A 15 anni Christine va in sposa a Étienne de Castel, notaio e segretario di Carlo V; dal matrimonio nascono tre figli, di cui uno morirà in giovane età. La vita di Christine cambia però una decina d'anni più tardi, quando, rimasta vedova e orfana di padre, si ritrova a dover provvedere da sola alla famiglia. Di questo momento Christine stessa scrive:
« Allora diventai un vero uomo, non è una favola,
capace di condurre le navi »
Questa trasformazione in “vero uomo” fa sì che Christine prenda su di sé un ruolo tradizionalmente legato alla figura maschile: alla testa di una bottega di scrittura, la donna si dedica nuovamente alla sua passione per i componimenti in versi, in particolare ballate d'amore; sono queste a catturare l'attenzione di numerosi mecenati, le cui commissioni permettono a Christine di sostenere economicamente la famiglia.

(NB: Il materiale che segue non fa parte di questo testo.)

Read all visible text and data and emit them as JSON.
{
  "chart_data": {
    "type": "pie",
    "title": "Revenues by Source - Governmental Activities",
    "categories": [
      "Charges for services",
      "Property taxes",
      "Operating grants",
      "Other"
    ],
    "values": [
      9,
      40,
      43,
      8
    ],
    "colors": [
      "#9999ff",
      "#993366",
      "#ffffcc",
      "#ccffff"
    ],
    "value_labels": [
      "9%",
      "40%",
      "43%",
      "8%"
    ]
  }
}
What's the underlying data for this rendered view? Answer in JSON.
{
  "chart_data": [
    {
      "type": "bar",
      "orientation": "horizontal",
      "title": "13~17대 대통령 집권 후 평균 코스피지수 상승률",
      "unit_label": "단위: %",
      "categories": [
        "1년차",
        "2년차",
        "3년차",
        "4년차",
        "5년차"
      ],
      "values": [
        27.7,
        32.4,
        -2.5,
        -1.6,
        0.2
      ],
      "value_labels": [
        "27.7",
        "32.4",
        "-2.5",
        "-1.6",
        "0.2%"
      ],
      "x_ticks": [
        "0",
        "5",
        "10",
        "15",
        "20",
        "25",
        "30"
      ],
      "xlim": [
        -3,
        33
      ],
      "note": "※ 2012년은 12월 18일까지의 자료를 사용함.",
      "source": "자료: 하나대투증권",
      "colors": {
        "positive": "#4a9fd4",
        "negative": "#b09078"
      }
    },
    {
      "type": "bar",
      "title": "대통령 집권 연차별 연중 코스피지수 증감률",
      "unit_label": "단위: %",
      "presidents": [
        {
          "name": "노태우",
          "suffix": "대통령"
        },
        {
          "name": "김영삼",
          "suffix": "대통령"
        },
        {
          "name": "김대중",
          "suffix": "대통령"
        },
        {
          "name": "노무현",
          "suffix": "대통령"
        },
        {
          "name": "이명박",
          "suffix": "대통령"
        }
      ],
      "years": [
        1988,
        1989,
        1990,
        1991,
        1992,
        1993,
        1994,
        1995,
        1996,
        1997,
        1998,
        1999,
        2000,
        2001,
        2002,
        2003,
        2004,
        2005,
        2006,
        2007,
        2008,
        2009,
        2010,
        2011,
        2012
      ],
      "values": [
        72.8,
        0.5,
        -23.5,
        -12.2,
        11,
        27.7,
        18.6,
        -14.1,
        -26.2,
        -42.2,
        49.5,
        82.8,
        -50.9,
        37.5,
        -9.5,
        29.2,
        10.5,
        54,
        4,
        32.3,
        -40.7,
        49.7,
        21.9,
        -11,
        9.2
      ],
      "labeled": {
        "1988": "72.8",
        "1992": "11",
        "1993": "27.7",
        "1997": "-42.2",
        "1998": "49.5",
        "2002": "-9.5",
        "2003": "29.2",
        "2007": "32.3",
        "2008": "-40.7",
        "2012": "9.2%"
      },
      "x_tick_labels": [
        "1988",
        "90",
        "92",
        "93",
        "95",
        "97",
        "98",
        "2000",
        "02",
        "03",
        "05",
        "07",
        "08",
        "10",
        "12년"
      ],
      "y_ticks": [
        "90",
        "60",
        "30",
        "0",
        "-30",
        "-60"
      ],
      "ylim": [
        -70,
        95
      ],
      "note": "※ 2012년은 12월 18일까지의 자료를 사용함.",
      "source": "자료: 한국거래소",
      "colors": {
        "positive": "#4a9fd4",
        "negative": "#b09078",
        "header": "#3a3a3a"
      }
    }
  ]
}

La fama di Christine cresce notevolmente durante i primissimi anni del Quattrocento, in seguito alla sua partecipazione ad un dibattito letterario circa uno dei componimenti più famosi ed apprezzati del tempo, il Roman de la Rose di Jean de Meun. La principale critica di Christine all'opera riguarda il trattamento riservato alla figura femminile, vista unicamente come seduttrice. È proprio il desiderio di affermare un'idea di donna più vicina alla realtà a spingere Christine a scrivere quello che si rivelerà essere il suo principale componimento: il Libro della Città delle Dame.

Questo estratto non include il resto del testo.